# So I have a question regarding a license and a very old pet of mine



## Tasciugo (Jan 15, 2019)

Start of 2000 dad came home with a baby blue, he said the excavator dug up a mum on a construction site and she died. the babies scatted off but but this one that was skinny and weak

I force fed it back to health. He built me a big enclosure for it. Didn't relay know about needing a license back then i was only like 10 and even like google wasn't a thing, or broadband internet.

Few years later I found out about the license laws and stuff, but by then since my lizard was still alive and well I just figured not to bother.

Fast forward to a few months ago. . .

I still own the same lizard, she is 19 now still seems to be going strong, gone through 3 or so enclosures too.

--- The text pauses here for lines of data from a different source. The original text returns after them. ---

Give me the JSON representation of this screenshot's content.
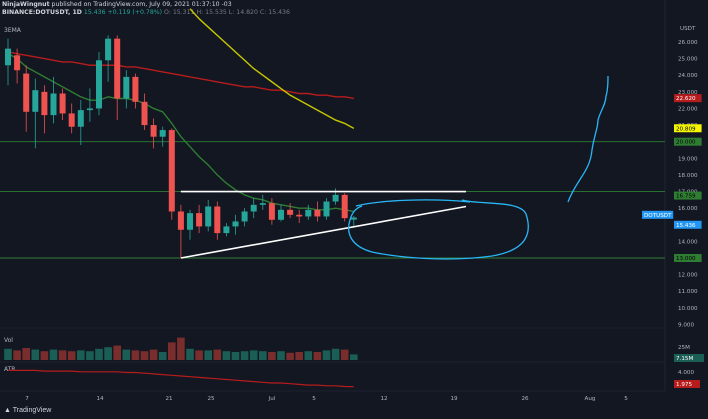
{
  "header": {
    "author": "NinjaWingnut",
    "published": "published on TradingView.com, July 09, 2021 01:37:10 -03",
    "symbol": "BINANCE:DOTUSDT, 1D",
    "change_value": "15.436  +0.119 (+0.78%)",
    "ohlc": "O: 15.311  H: 15.535  L: 14.820  C: 15.436"
  },
  "indicators": {
    "ema_label": "3EMA",
    "vol_label": "Vol",
    "atr_label": "ATR"
  },
  "price_axis": {
    "currency": "USDT",
    "ticks": [
      "26.000",
      "25.000",
      "24.000",
      "23.000",
      "22.000",
      "21.000",
      "20.000",
      "19.000",
      "18.000",
      "17.000",
      "16.000",
      "15.000",
      "14.000",
      "13.000",
      "12.000",
      "11.000",
      "10.000",
      "9.000"
    ]
  },
  "price_tags": [
    {
      "text": "22.620",
      "color": "#b71c1c"
    },
    {
      "text": "20.809",
      "color": "#f5f500"
    },
    {
      "text": "20.000",
      "color": "#2e7d32"
    },
    {
      "text": "16.759",
      "color": "#2e7d32"
    },
    {
      "text": "DOTUSDT",
      "color": "#2196f3"
    },
    {
      "text": "15.436",
      "color": "#2196f3"
    },
    {
      "text": "13.000",
      "color": "#2e7d32"
    }
  ],
  "vol_axis": {
    "tick": "25M",
    "tag": "7.15M"
  },
  "atr_axis": {
    "tick": "4.000",
    "tag": "1.975"
  },
  "time_axis": {
    "labels": [
      "7",
      "14",
      "21",
      "25",
      "Jul",
      "5",
      "12",
      "19",
      "26",
      "Aug",
      "5"
    ]
  },
  "footer": {
    "brand": "TradingView"
  },
  "colors": {
    "up": "#26a69a",
    "down": "#ef5350",
    "ema_fast": "#2e7d32",
    "ema_mid": "#c8c800",
    "ema_slow": "#b71c1c",
    "drawing": "#29b6f6",
    "trendline": "#ffffff",
    "hline": "#2e7d32"
  },
  "chart_data": {
    "type": "candlestick",
    "symbol": "DOTUSDT",
    "interval": "1D",
    "ylim": [
      9,
      26.6
    ],
    "horizontal_levels": [
      20,
      17,
      13
    ],
    "candles": [
      {
        "o": 24.6,
        "h": 26.2,
        "l": 23.4,
        "c": 25.6
      },
      {
        "o": 25.2,
        "h": 25.6,
        "l": 23.5,
        "c": 24.3
      },
      {
        "o": 24.1,
        "h": 24.6,
        "l": 20.6,
        "c": 21.8
      },
      {
        "o": 21.8,
        "h": 23.8,
        "l": 19.6,
        "c": 23.1
      },
      {
        "o": 23.0,
        "h": 23.4,
        "l": 20.5,
        "c": 21.6
      },
      {
        "o": 21.6,
        "h": 23.9,
        "l": 21.1,
        "c": 22.9
      },
      {
        "o": 22.9,
        "h": 23.2,
        "l": 21.3,
        "c": 21.7
      },
      {
        "o": 21.7,
        "h": 22.3,
        "l": 20.5,
        "c": 20.9
      },
      {
        "o": 20.9,
        "h": 22.5,
        "l": 19.8,
        "c": 21.9
      },
      {
        "o": 21.9,
        "h": 23.2,
        "l": 21.2,
        "c": 22.0
      },
      {
        "o": 22.0,
        "h": 25.4,
        "l": 21.6,
        "c": 24.9
      },
      {
        "o": 24.9,
        "h": 26.4,
        "l": 23.6,
        "c": 26.2
      },
      {
        "o": 26.2,
        "h": 26.4,
        "l": 21.3,
        "c": 22.6
      },
      {
        "o": 22.6,
        "h": 24.3,
        "l": 22.0,
        "c": 23.9
      },
      {
        "o": 23.9,
        "h": 24.1,
        "l": 22.0,
        "c": 22.4
      },
      {
        "o": 22.4,
        "h": 22.9,
        "l": 20.7,
        "c": 21.0
      },
      {
        "o": 21.0,
        "h": 21.4,
        "l": 19.6,
        "c": 20.3
      },
      {
        "o": 20.3,
        "h": 20.9,
        "l": 19.7,
        "c": 20.7
      },
      {
        "o": 20.7,
        "h": 20.8,
        "l": 15.3,
        "c": 15.8
      },
      {
        "o": 15.8,
        "h": 16.2,
        "l": 13.0,
        "c": 14.7
      },
      {
        "o": 14.7,
        "h": 15.9,
        "l": 14.1,
        "c": 15.7
      },
      {
        "o": 15.7,
        "h": 16.2,
        "l": 14.5,
        "c": 14.9
      },
      {
        "o": 14.9,
        "h": 16.5,
        "l": 14.6,
        "c": 16.1
      },
      {
        "o": 16.1,
        "h": 16.4,
        "l": 14.1,
        "c": 14.5
      },
      {
        "o": 14.5,
        "h": 15.1,
        "l": 14.3,
        "c": 14.9
      },
      {
        "o": 14.9,
        "h": 15.6,
        "l": 14.4,
        "c": 15.2
      },
      {
        "o": 15.2,
        "h": 16.0,
        "l": 14.9,
        "c": 15.8
      },
      {
        "o": 15.8,
        "h": 16.6,
        "l": 15.4,
        "c": 16.2
      },
      {
        "o": 16.2,
        "h": 16.8,
        "l": 15.9,
        "c": 16.3
      },
      {
        "o": 16.3,
        "h": 16.6,
        "l": 15.0,
        "c": 15.3
      },
      {
        "o": 15.3,
        "h": 16.2,
        "l": 15.2,
        "c": 15.9
      },
      {
        "o": 15.9,
        "h": 16.3,
        "l": 15.4,
        "c": 15.6
      },
      {
        "o": 15.6,
        "h": 15.9,
        "l": 15.1,
        "c": 15.5
      },
      {
        "o": 15.5,
        "h": 16.2,
        "l": 15.3,
        "c": 15.9
      },
      {
        "o": 15.9,
        "h": 16.4,
        "l": 15.2,
        "c": 15.5
      },
      {
        "o": 15.5,
        "h": 16.6,
        "l": 15.3,
        "c": 16.4
      },
      {
        "o": 16.4,
        "h": 17.2,
        "l": 16.2,
        "c": 16.8
      },
      {
        "o": 16.8,
        "h": 16.9,
        "l": 15.2,
        "c": 15.4
      },
      {
        "o": 15.311,
        "h": 15.535,
        "l": 14.82,
        "c": 15.436
      }
    ],
    "ema_fast": [
      25.3,
      25.0,
      24.5,
      24.2,
      23.9,
      23.6,
      23.3,
      23.0,
      22.7,
      22.5,
      22.5,
      22.7,
      22.6,
      22.6,
      22.5,
      22.3,
      22.0,
      21.8,
      21.1,
      20.3,
      19.7,
      19.1,
      18.6,
      18.0,
      17.5,
      17.1,
      16.8,
      16.6,
      16.5,
      16.3,
      16.2,
      16.1,
      16.0,
      16.0,
      15.9,
      15.9,
      16.0,
      15.9,
      15.8
    ],
    "ema_mid": [
      null,
      null,
      null,
      null,
      null,
      null,
      null,
      null,
      null,
      null,
      null,
      null,
      null,
      null,
      null,
      null,
      null,
      null,
      null,
      null,
      28.0,
      27.4,
      26.9,
      26.4,
      25.9,
      25.4,
      24.9,
      24.4,
      24.0,
      23.6,
      23.2,
      22.8,
      22.5,
      22.2,
      21.9,
      21.6,
      21.3,
      21.1,
      20.8
    ],
    "ema_slow": [
      25.4,
      25.3,
      25.2,
      25.1,
      25.0,
      24.9,
      24.8,
      24.8,
      24.7,
      24.6,
      24.6,
      24.6,
      24.6,
      24.5,
      24.5,
      24.4,
      24.3,
      24.2,
      24.1,
      24.0,
      23.9,
      23.8,
      23.7,
      23.6,
      23.5,
      23.4,
      23.3,
      23.3,
      23.2,
      23.1,
      23.1,
      23.0,
      22.9,
      22.9,
      22.8,
      22.8,
      22.7,
      22.7,
      22.6
    ],
    "volume_up_flags": [
      1,
      0,
      0,
      1,
      0,
      1,
      0,
      0,
      1,
      1,
      1,
      1,
      0,
      1,
      0,
      0,
      0,
      1,
      0,
      0,
      1,
      0,
      1,
      0,
      1,
      1,
      1,
      1,
      1,
      0,
      1,
      0,
      0,
      1,
      0,
      1,
      1,
      0,
      1
    ],
    "volume": [
      14,
      12,
      15,
      13,
      11,
      13,
      12,
      11,
      12,
      11,
      14,
      16,
      18,
      13,
      12,
      11,
      13,
      10,
      22,
      28,
      14,
      12,
      12,
      13,
      11,
      10,
      11,
      12,
      11,
      10,
      11,
      9,
      10,
      11,
      10,
      12,
      14,
      13,
      7
    ],
    "atr": [
      4.3,
      4.3,
      4.3,
      4.3,
      4.2,
      4.2,
      4.2,
      4.2,
      4.1,
      4.1,
      4.1,
      4.1,
      4.1,
      4.0,
      4.0,
      3.9,
      3.8,
      3.7,
      3.6,
      3.5,
      3.4,
      3.3,
      3.2,
      3.1,
      3.0,
      2.9,
      2.8,
      2.7,
      2.6,
      2.5,
      2.5,
      2.4,
      2.3,
      2.2,
      2.2,
      2.1,
      2.1,
      2.0,
      1.975
    ]
  }
}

At this point I wouldn't even know where to start if I wanted a license, "I feel 'they' would just claim I stole this lizard from the wild and probably take it off me. Chance I do not want to take, since it has been in my life for more then half of it.

But if you live in NSW east coast you would know the dry winter we have had, my yard had stuff all snails where other years it was infested. And there is a wild blue at my front yard I have known about for 2 years now. (caught it last year to check for ticks and put it back) and then I set the front yard up with hides and buckets for snails to go nuts...it is more like a bush then a yard, real overgrown.

So a few months ago seeing this lizard come out of hibernation and knowing how little food there was, my GF was like 'chuck it in with your one for a week or so' to give it a head start for spring

So I did and gave it fresh fruit and insects I breed for my lizard. Made sure there was no fighting and this wild lizard loved my girl, always followed her around. But I soon found out it was because this was a male. and caught them doing the deed, so I promptly put him back outside.

She gave birth over a month ago and all have survived and are healthy. I called a pet shop but they said sure they will take them but they need my license.

Even selling online I am sure ill need a license, and as far as money goes, im not fussed but obviously I will not sell for free since I want a serious owner taking them because I know how long they live for. Money is stuff all anyway like 1 days wage so it isn't about the money.

But even if I apply for one now I cant link my lizard to it. So I am a little lost. And as for just releasing them into the wild that is illegal too and would mean death for most of them or any other lizards if I pick the wrong spot. I was thinking of asking a zoo even.

I just want a good home for them but I feel stuck on this license thing. Even if I bought a license I can't see what good it would do since I can't link it to my pet or her babies.

And as for my lizard, best I have is a photo from 5-6 years ago with a few comments from friends about its age and that will I guess confirm its age if you do the math

Thanks for reading and hope I can find forever homes for my babies even if I keep a few my self


----------